También se realizó FISH de las bacterias de la sangre (2, 4). Descubrimos que los métodos convencionales de FISH de células enteras utilizando la sonda de oligonucleótidos marcada con fluoresceína BSR1541/20 (complementaria a una región en el extremo 3′ del ARNr 16S conservada para todas las eubacterias) no eran adecuados debido a la lisis de las frágiles bacterias. Para evitar este problema, la suspensión bacteriana de la sangre se estudió mediante un protocolo FISH y citometría de flujo láser (LFC) (3, 17). Esta técnica tiene el potencial de analizar rápidamente las bacterias viables pero no cultivables.

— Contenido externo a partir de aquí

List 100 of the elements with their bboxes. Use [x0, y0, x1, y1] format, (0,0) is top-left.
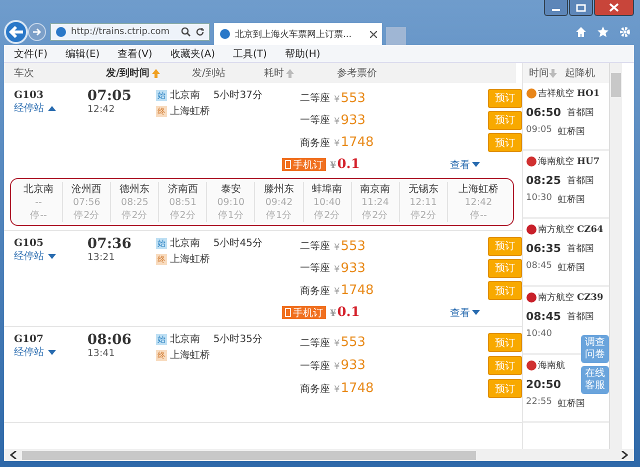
- column-header[interactable]: 时间: [529, 66, 557, 80]
- stop-duration: 停2分: [410, 209, 436, 222]
- mobile-price: ¥0.1: [330, 305, 361, 320]
- seat-class: 商务座: [299, 382, 330, 396]
- airline-name: 海南航: [538, 360, 565, 372]
- duration: 5小时35分: [213, 334, 262, 345]
- departure-time: 08:06: [87, 332, 132, 348]
- departure-time: 06:35: [526, 242, 562, 255]
- stop-station: 无锡东: [408, 182, 438, 196]
- airline-name: 吉祥航空: [538, 88, 574, 100]
- arrival-station: 上海虹桥: [170, 348, 210, 362]
- menu-item[interactable]: 编辑(E): [66, 46, 100, 60]
- seat-class: 二等座: [299, 92, 330, 106]
- fare-price: ¥933: [334, 112, 367, 128]
- menu-item[interactable]: 帮助(H): [284, 46, 320, 60]
- train-number: G105: [14, 238, 44, 249]
- seat-class: 二等座: [299, 336, 330, 350]
- arrival-station: 上海虹桥: [170, 252, 210, 266]
- stop-duration: 停2分: [362, 209, 388, 222]
- arrival-time: 13:21: [87, 252, 116, 263]
- arrival-time: 10:30: [526, 193, 552, 205]
- stop-station: 沧州西: [72, 182, 102, 196]
- flight-code: HO1: [577, 88, 600, 98]
- seat-class: 一等座: [299, 360, 330, 372]
- stop-time: 12:42: [464, 197, 492, 208]
- airline-name: 南方航空: [538, 292, 574, 304]
- menu-item[interactable]: 查看(V): [118, 46, 152, 60]
- arrival-airport: 虹桥国: [558, 398, 585, 410]
- start-station-badge: 始: [156, 334, 167, 344]
- stop-time: 08:25: [121, 197, 148, 208]
- browser-tab[interactable]: 北京到上海火车票网上订票...: [214, 23, 382, 45]
- fare-price: ¥933: [334, 260, 367, 276]
- end-station-badge: 终: [156, 350, 167, 360]
- stops-toggle-link[interactable]: 经停站: [14, 101, 88, 115]
- column-header: 发/到站: [192, 66, 226, 80]
- stop-duration: 停2分: [74, 209, 100, 222]
- flight-code: HU7: [577, 156, 600, 166]
- start-station-badge: 始: [156, 90, 167, 100]
- menu-item[interactable]: 工具(T): [233, 46, 267, 60]
- stop-time: 09:42: [265, 197, 293, 208]
- flight-code: CZ39: [577, 292, 604, 302]
- fare-price: ¥553: [334, 335, 367, 350]
- stop-duration: 停1分: [218, 209, 244, 222]
- column-header[interactable]: 发/到时间: [106, 66, 192, 80]
- arrival-time: 12:42: [87, 104, 116, 115]
- view-link[interactable]: 查看: [450, 158, 480, 172]
- view-link[interactable]: 查看: [450, 306, 480, 320]
- fare-price: ¥1748: [334, 135, 375, 150]
- stop-station: 蚌埠南: [312, 182, 342, 196]
- stop-station: 泰安: [220, 182, 241, 196]
- departure-station: 北京南: [170, 236, 200, 250]
- departure-airport: 首都国: [567, 174, 594, 187]
- departure-station: 北京南: [170, 332, 200, 346]
- stop-duration: 停2分: [122, 209, 148, 222]
- duration: 5小时37分: [213, 90, 262, 101]
- column-header[interactable]: 耗时: [264, 66, 337, 80]
- duration: 5小时45分: [213, 238, 262, 249]
- airline-name: 南方航空: [538, 224, 574, 236]
- seat-class: 商务座: [299, 136, 330, 150]
- arrival-airport: 虹桥国: [558, 194, 585, 206]
- column-header: 车次: [13, 66, 35, 80]
- stops-toggle-link[interactable]: 经停站: [14, 249, 88, 263]
- departure-time: 07:05: [87, 88, 132, 104]
- stop-station: 南京南: [360, 182, 390, 196]
- stop-duration: 停--: [30, 209, 47, 222]
- stops-toggle-link[interactable]: 经停站: [14, 345, 88, 359]
- stop-duration: 停--: [470, 209, 487, 222]
- menu-item[interactable]: 文件(F): [14, 46, 48, 60]
- stop-station: 北京南: [24, 182, 54, 196]
- stop-time: 12:11: [410, 197, 437, 208]
- flight-code: CZ64: [577, 224, 604, 234]
- arrival-time: 09:05: [526, 125, 552, 137]
- departure-time: 20:50: [526, 378, 562, 391]
- seat-class: 一等座: [299, 114, 330, 128]
- arrival-time: 13:41: [87, 348, 116, 359]
- arrival-station: 上海虹桥: [170, 104, 210, 118]
- end-station-badge: 终: [156, 254, 167, 264]
- departure-time: 08:25: [526, 174, 562, 187]
- departure-airport: 首都国: [567, 242, 594, 255]
- fare-price: ¥553: [334, 238, 367, 254]
- departure-airport: 首都国: [567, 106, 594, 119]
- menu-item[interactable]: 收藏夹(A): [170, 46, 215, 60]
- stop-station: 上海虹桥: [458, 182, 498, 196]
- stop-station: 济南西: [168, 182, 198, 196]
- fare-price: ¥933: [334, 358, 367, 373]
- stop-station: 德州东: [120, 182, 150, 196]
- departure-airport: 首都国: [567, 310, 594, 323]
- stop-time: --: [35, 197, 42, 208]
- stop-station: 滕州东: [264, 182, 294, 196]
- mobile-booking-badge: 手机订: [282, 158, 326, 172]
- end-station-badge: 终: [156, 106, 167, 116]
- column-header[interactable]: 起降机: [565, 66, 595, 80]
- fare-price: ¥1748: [334, 283, 375, 298]
- arrival-airport: 虹桥国: [558, 126, 585, 138]
- train-number: G103: [14, 90, 44, 101]
- address-bar[interactable]: http://trains.ctrip.com: [50, 22, 210, 40]
- stop-duration: 停2分: [314, 209, 340, 222]
- airline-name: 海南航空: [538, 156, 574, 168]
- stop-time: 07:56: [72, 197, 100, 208]
- seat-class: 二等座: [299, 240, 330, 254]
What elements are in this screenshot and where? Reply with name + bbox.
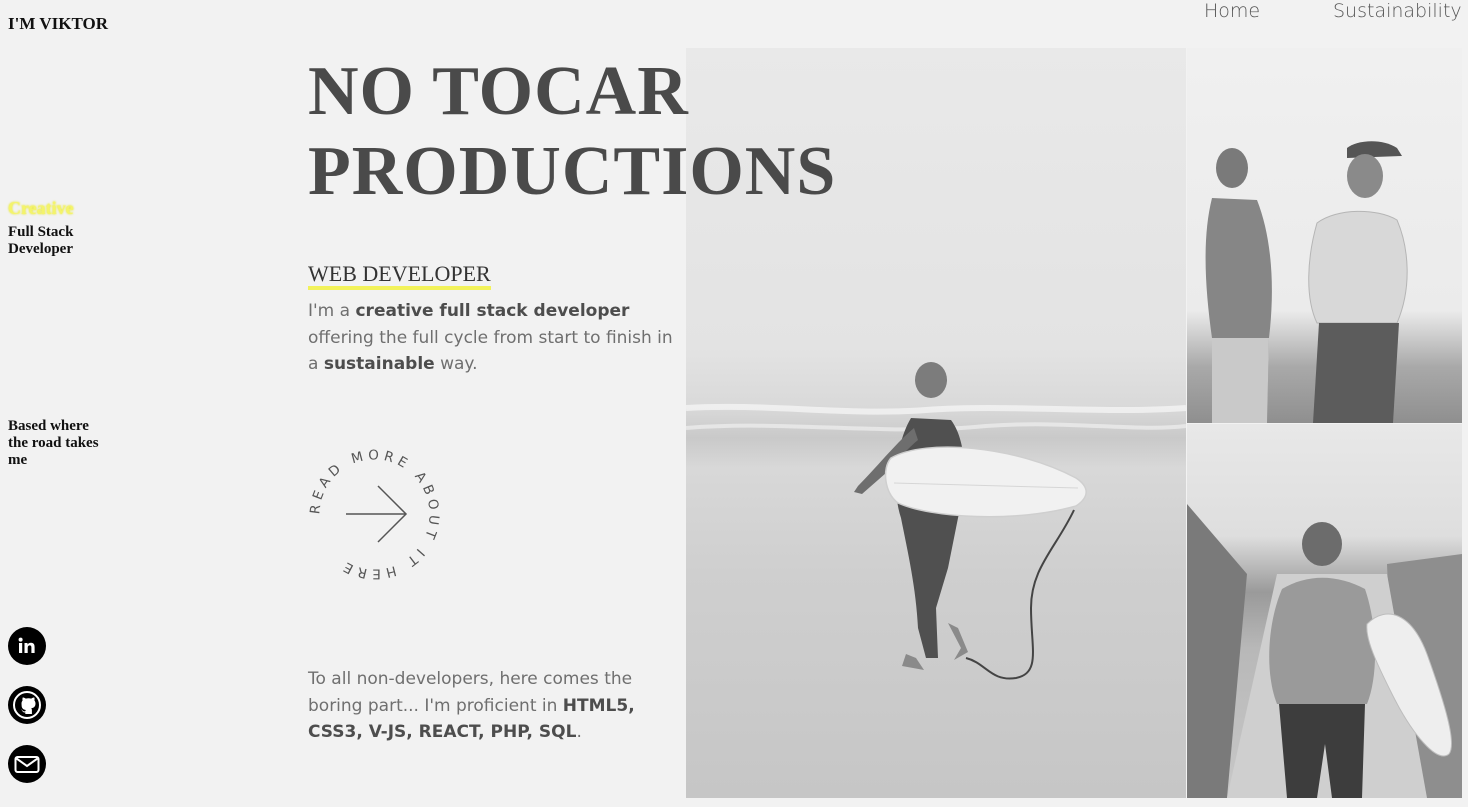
page-title: NO TOCAR PRODUCTIONS (308, 52, 836, 212)
title-line-2: PRODUCTIONS (308, 133, 837, 210)
nav-home[interactable]: Home (1204, 0, 1260, 26)
friends-lookout-photo (1187, 48, 1462, 423)
intro-highlight-2: sustainable (323, 354, 435, 374)
surfer-road-photo (1187, 424, 1462, 798)
title-line-1: NO TOCAR (308, 53, 689, 130)
read-more-button[interactable]: READ MORE ABOUT IT HERE (302, 442, 447, 587)
skills-text-2: . (576, 722, 582, 742)
role-subtitle: WEB DEVELOPER (308, 262, 491, 290)
email-icon (14, 756, 40, 773)
brand-name[interactable]: I'M VIKTOR (8, 14, 108, 34)
intro-text-3: way. (434, 354, 478, 374)
tagline-role: Full Stack Developer (8, 224, 74, 257)
arrow-right-icon (346, 485, 408, 543)
intro-paragraph: I'm a creative full stack developer offe… (308, 298, 678, 378)
nav-sustainability[interactable]: Sustainability (1333, 0, 1462, 26)
github-icon (13, 691, 41, 719)
intro-text-1: I'm a (308, 301, 356, 321)
linkedin-icon (18, 637, 35, 653)
email-link[interactable] (8, 745, 46, 783)
github-link[interactable] (8, 686, 46, 724)
tagline-creative: Creative (8, 198, 74, 218)
linkedin-link[interactable] (8, 627, 46, 665)
tagline-location: Based where the road takes me (8, 418, 99, 468)
skills-paragraph: To all non-developers, here comes the bo… (308, 666, 683, 746)
intro-highlight-1: creative full stack developer (355, 301, 630, 321)
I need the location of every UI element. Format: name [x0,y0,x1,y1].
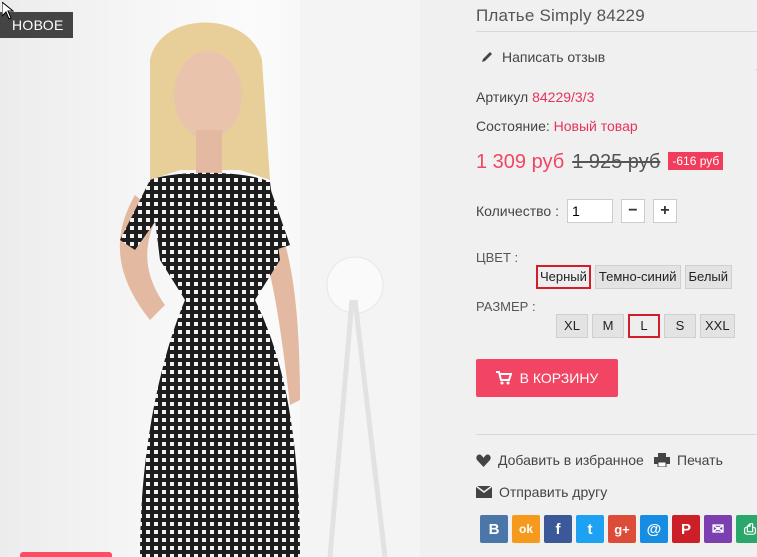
write-review-label: Написать отзыв [502,49,606,65]
envelope-icon [476,486,492,498]
quantity-label: Количество : [476,203,559,219]
divider [476,434,757,435]
facebook-icon[interactable]: f [544,515,572,543]
article-row: Артикул 84229/3/3 [476,89,594,105]
condition-row: Состояние: Новый товар [476,118,638,134]
price-row: 1 309 руб 1 925 руб -616 руб [476,151,724,174]
product-image[interactable]: НОВОЕ [0,0,420,557]
heart-icon [476,453,491,467]
quantity-plus-button[interactable]: + [652,199,677,223]
color-option-black[interactable]: Черный [536,265,591,289]
color-options: Черный Темно-синий Белый [536,265,733,289]
size-option-xl[interactable]: XL [556,314,588,338]
quantity-minus-button[interactable]: − [620,199,645,223]
print-label: Печать [677,452,723,468]
article-value: 84229/3/3 [532,89,595,105]
print-link[interactable]: Печать [654,452,723,468]
size-option-s[interactable]: S [664,314,696,338]
add-to-wishlist-link[interactable]: Добавить в избранное [476,452,644,468]
mailru-icon[interactable]: @ [640,515,668,543]
divider [476,31,757,32]
pinterest-icon[interactable]: P [672,515,700,543]
size-option-l[interactable]: L [628,314,660,338]
email-icon[interactable]: ✉ [704,515,732,543]
twitter-icon[interactable]: t [576,515,604,543]
print-share-icon[interactable]: ⎙ [736,515,757,543]
quantity-row: Количество : − + [476,199,677,223]
product-info-panel: Платье Simply 84229 Написать отзыв ◄ Арт… [420,0,757,557]
color-label: ЦВЕТ : [476,250,519,265]
mouse-cursor-icon [2,2,14,20]
printer-icon [654,453,670,467]
color-option-navy[interactable]: Темно-синий [594,265,681,289]
pencil-icon [482,52,492,62]
size-label: РАЗМЕР : [476,299,536,314]
article-label: Артикул [476,89,529,105]
model-illustration [119,22,388,557]
condition-label: Состояние: [476,118,550,134]
googleplus-icon[interactable]: g+ [608,515,636,543]
add-to-cart-label: В КОРЗИНУ [519,370,599,386]
social-share-bar: B ok f t g+ @ P ✉ ⎙ [480,515,757,543]
size-option-m[interactable]: M [592,314,624,338]
old-price: 1 925 руб [572,151,661,173]
odnoklassniki-icon[interactable]: ok [512,515,540,543]
image-nav-indicator [20,552,112,557]
current-price: 1 309 руб [476,151,565,173]
send-to-friend-link[interactable]: Отправить другу [476,484,607,500]
condition-value: Новый товар [553,118,638,134]
add-to-cart-button[interactable]: В КОРЗИНУ [476,359,618,397]
size-option-xxl[interactable]: XXL [700,314,735,338]
discount-badge: -616 руб [668,152,724,170]
write-review-link[interactable]: Написать отзыв [480,49,605,65]
quantity-input[interactable] [566,199,613,223]
add-to-wishlist-label: Добавить в избранное [498,452,644,468]
vk-icon[interactable]: B [480,515,508,543]
cart-icon [495,371,512,385]
product-title: Платье Simply 84229 [476,6,645,25]
send-to-friend-label: Отправить другу [499,484,608,500]
color-option-white[interactable]: Белый [684,265,733,289]
size-options: XL M L S XXL [556,314,735,338]
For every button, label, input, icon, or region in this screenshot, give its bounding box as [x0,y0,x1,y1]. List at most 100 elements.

La figura 1A muestra el perfil de dispersión de luz de la suspensión bacteriana registrado por LFC que refleja las células y los posibles desechos y el ruido de fondo. Se ha delimitado una región (región a) de este perfil en la que se han registrado eventos fluorescentes. Las señales fluorescentes emitidas por las células que hibridaron con la sonda inespecífica marcada con fluoresceína (no EUB) (intensidad fluorescente media de 3,9) se muestran en la Fig. 1B. Las IMFs registradas en la región e en muestras de sangre tomadas de tres individuos diferentes en 2 días distintos fueron de 2,5 a 3,7 veces mayores con la sonda BSR1541/20 que las obtenidas con la sonda no EUB (Tabla 1). Las señales fluorescentes de la sonda EUK marcada con fluoresceína (17), específica para una región del ARNr 18S conservada en todos los eucariotas, no fueron diferentes de las de la sonda no EUB.